Soothing music has always been known to relieve stress, but sound therapy goes a step further by promoting sound as a way of alternating the body’s frequency waves to affect healing. It has its roots in ancient traditions of ritual chanting and singing.
While some promote sound healing as a complement to Western medicine, others say that rebalancing the system through sound waves can actually cure cancer.
One of the doctors who advocates sound healing as a complement to Western medicine Mitchell Gaynor, M.D., a New York oncologist and author of "The Healing Power of Sound.”
“Research shows that listening to the right kind of music can help you sleep better, enhance your immune system, reduce pain, and even help to lower your heart rate and blood pressure,” writes Dr. Gaynor. “As an oncologist and internist who has made music an integral part of my practice, I use this power of music to assist in the healing of my patients every day.”
Integrative medicine practitioner Dr. Andrew Weil also has an installment in his self-healing music series, “Dr. Andrew Weil Presents: Vibrational Sound Healing.” It is described as “music to help listeners awaken their natural healing abilities using clinically demonstrated techniques and frequencies found in nature.”
The World Sound Healing Organization connects practitioners who use sound and music with other holistic healing arts, offering conferences and resources to members.
“Sound Healing is the intentional use of sound to create an environment which becomes a catalyst for healing in the physical, mental, emotional, or spiritual aspects of our being,” reads the description on the website.

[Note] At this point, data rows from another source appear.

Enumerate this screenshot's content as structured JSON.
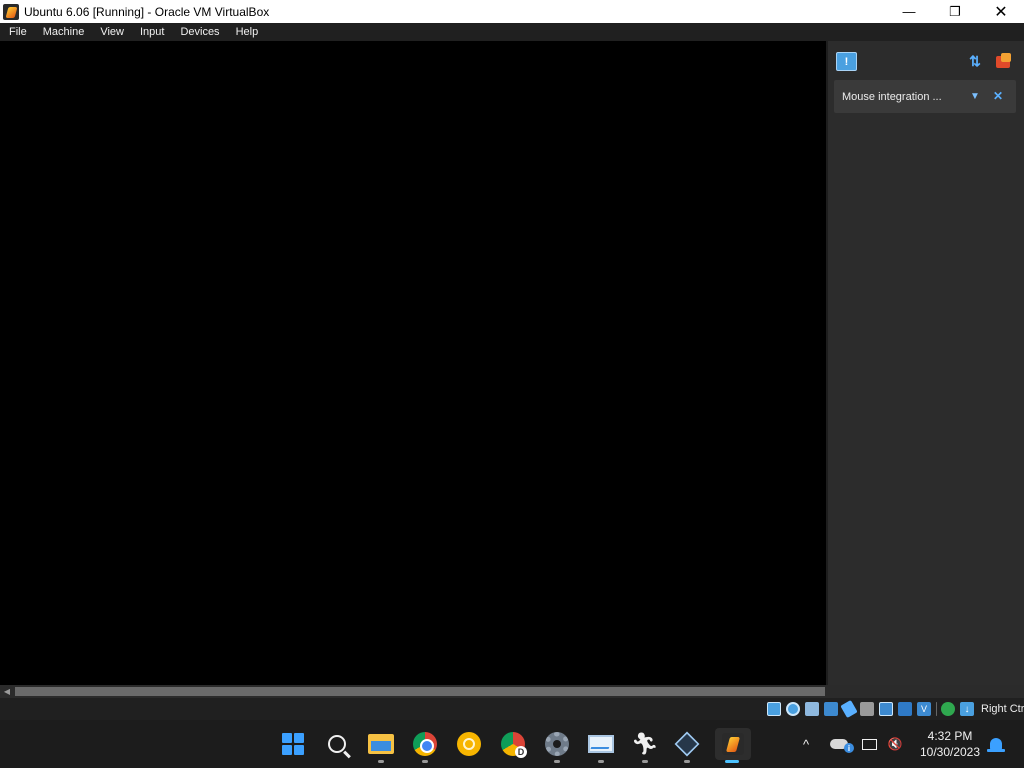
{
  "window": {
    "title": "Ubuntu 6.06 [Running] - Oracle VM VirtualBox",
    "minimize_icon": "minimize-icon",
    "maximize_icon": "restore-icon",
    "close_icon": "close-icon"
  },
  "menu": {
    "items": [
      "File",
      "Machine",
      "View",
      "Input",
      "Devices",
      "Help"
    ]
  },
  "notification_center": {
    "messages": [
      {
        "text": "Mouse integration ...",
        "pin_icon": "pin-icon",
        "close_icon": "close-icon"
      }
    ],
    "toolbar_icons": [
      "message-icon",
      "sort-icon",
      "clear-all-icon"
    ]
  },
  "statusbar": {
    "icons": [
      "hard-disk-icon",
      "optical-drive-icon",
      "audio-icon",
      "network-icon",
      "usb-icon",
      "shared-folders-icon",
      "display-icon",
      "recording-icon",
      "vt-x-icon",
      "mouse-integration-icon",
      "keyboard-capture-icon"
    ],
    "vt_label": "V",
    "host_key": "Right Ctrl"
  },
  "taskbar": {
    "apps": [
      "start-icon",
      "search-icon",
      "file-explorer-icon",
      "chrome-icon",
      "chrome-canary-icon",
      "chrome-dev-icon",
      "settings-icon",
      "system-monitor-icon",
      "runner-icon",
      "virtualbox-manager-icon",
      "virtualbox-vm-icon"
    ],
    "tray": {
      "chevron": "^",
      "volume_symbol": "🔇",
      "time": "4:32 PM",
      "date": "10/30/2023"
    }
  },
  "colors": {
    "accent": "#4cc2ff",
    "vbox_blue": "#4aa0e0",
    "panel_bg": "#2c2c2c",
    "menubar_bg": "#202020"
  }
}
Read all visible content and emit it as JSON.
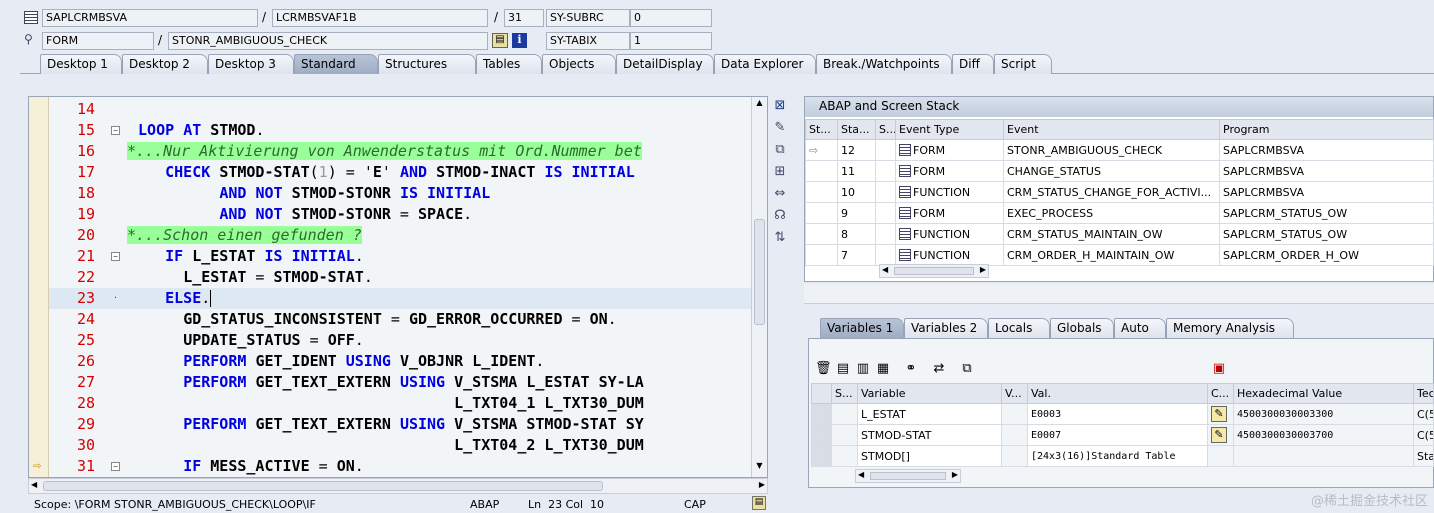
{
  "header": {
    "program": "SAPLCRMBSVA",
    "include": "LCRMBSVAF1B",
    "line": "31",
    "sy_subrc_label": "SY-SUBRC",
    "sy_subrc_value": "0",
    "event_type": "FORM",
    "event_name": "STONR_AMBIGUOUS_CHECK",
    "sy_tabix_label": "SY-TABIX",
    "sy_tabix_value": "1",
    "slash": "/"
  },
  "tabs": [
    "Desktop 1",
    "Desktop 2",
    "Desktop 3",
    "Standard",
    "Structures",
    "Tables",
    "Objects",
    "DetailDisplay",
    "Data Explorer",
    "Break./Watchpoints",
    "Diff",
    "Script"
  ],
  "active_tab": "Standard",
  "code": {
    "lines": [
      {
        "n": "14",
        "t": ""
      },
      {
        "n": "15",
        "t": " LOOP AT STMOD."
      },
      {
        "n": "16",
        "t": "*...Nur Aktivierung von Anwenderstatus mit Ord.Nummer bet"
      },
      {
        "n": "17",
        "t": "    CHECK STMOD-STAT(1) = 'E' AND STMOD-INACT IS INITIAL"
      },
      {
        "n": "18",
        "t": "          AND NOT STMOD-STONR IS INITIAL"
      },
      {
        "n": "19",
        "t": "          AND NOT STMOD-STONR = SPACE."
      },
      {
        "n": "20",
        "t": "*...Schon einen gefunden ?"
      },
      {
        "n": "21",
        "t": "    IF L_ESTAT IS INITIAL."
      },
      {
        "n": "22",
        "t": "      L_ESTAT = STMOD-STAT."
      },
      {
        "n": "23",
        "t": "    ELSE."
      },
      {
        "n": "24",
        "t": "      GD_STATUS_INCONSISTENT = GD_ERROR_OCCURRED = ON."
      },
      {
        "n": "25",
        "t": "      UPDATE_STATUS = OFF."
      },
      {
        "n": "26",
        "t": "      PERFORM GET_IDENT USING V_OBJNR L_IDENT."
      },
      {
        "n": "27",
        "t": "      PERFORM GET_TEXT_EXTERN USING V_STSMA L_ESTAT SY-LA"
      },
      {
        "n": "28",
        "t": "                                    L_TXT04_1 L_TXT30_DUM"
      },
      {
        "n": "29",
        "t": "      PERFORM GET_TEXT_EXTERN USING V_STSMA STMOD-STAT SY"
      },
      {
        "n": "30",
        "t": "                                    L_TXT04_2 L_TXT30_DUM"
      },
      {
        "n": "31",
        "t": "      IF MESS_ACTIVE = ON."
      }
    ]
  },
  "status": {
    "scope": "Scope: \\FORM STONR_AMBIGUOUS_CHECK\\LOOP\\IF",
    "lang": "ABAP",
    "position": "Ln  23 Col  10",
    "caps": "CAP"
  },
  "stack": {
    "title": "ABAP and Screen Stack",
    "columns": [
      "St...",
      "Sta...",
      "S...",
      "Event Type",
      "Event",
      "Program"
    ],
    "rows": [
      {
        "level": "12",
        "type": "FORM",
        "event": "STONR_AMBIGUOUS_CHECK",
        "program": "SAPLCRMBSVA",
        "current": true
      },
      {
        "level": "11",
        "type": "FORM",
        "event": "CHANGE_STATUS",
        "program": "SAPLCRMBSVA"
      },
      {
        "level": "10",
        "type": "FUNCTION",
        "event": "CRM_STATUS_CHANGE_FOR_ACTIVI...",
        "program": "SAPLCRMBSVA"
      },
      {
        "level": "9",
        "type": "FORM",
        "event": "EXEC_PROCESS",
        "program": "SAPLCRM_STATUS_OW"
      },
      {
        "level": "8",
        "type": "FUNCTION",
        "event": "CRM_STATUS_MAINTAIN_OW",
        "program": "SAPLCRM_STATUS_OW"
      },
      {
        "level": "7",
        "type": "FUNCTION",
        "event": "CRM_ORDER_H_MAINTAIN_OW",
        "program": "SAPLCRM_ORDER_H_OW"
      }
    ]
  },
  "var_tabs": [
    "Variables 1",
    "Variables 2",
    "Locals",
    "Globals",
    "Auto",
    "Memory Analysis"
  ],
  "active_var_tab": "Variables 1",
  "variables": {
    "columns": [
      "S...",
      "Variable",
      "V...",
      "Val.",
      "C...",
      "Hexadecimal Value",
      "Tec"
    ],
    "rows": [
      {
        "name": "L_ESTAT",
        "value": "E0003",
        "hex": "4500300030003300",
        "tec": "C(5"
      },
      {
        "name": "STMOD-STAT",
        "value": "E0007",
        "hex": "4500300030003700",
        "tec": "C(5"
      },
      {
        "name": "STMOD[]",
        "value": "[24x3(16)]Standard Table",
        "hex": "",
        "tec": "Stan"
      }
    ]
  },
  "watermark": "@稀土掘金技术社区"
}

Meanwhile, according to the American Cancer Society, music therapy (the broader field encompassing sound therapy) can reduce rapid heartbeat, depression, and sleeplessness.
While there is no conclusive research to support the ability of music therapy to cure cancer or other diseases, medical experts believe that it can reduce symptoms, affect brain waves, aid healing, improve physical movement, and enrich a patient’s quality of life.
More than 70 colleges and universities now have degree programs that are approved by the American Music Therapy Association, and thousands of professional music therapists work in healthcare settings across the United States.
But don’t be taken in by unscrupulous pretenders looking to take advantage of a person in need.
For instance, I have seen one site where visitors are told they can completely restore their health with a sound that fits their diagnosis. Simply find your illness and download an MP3 of the right healing sound … for $14.95.
Somehow, I doubt that’s the kind of thing reputable music therapists would endorse.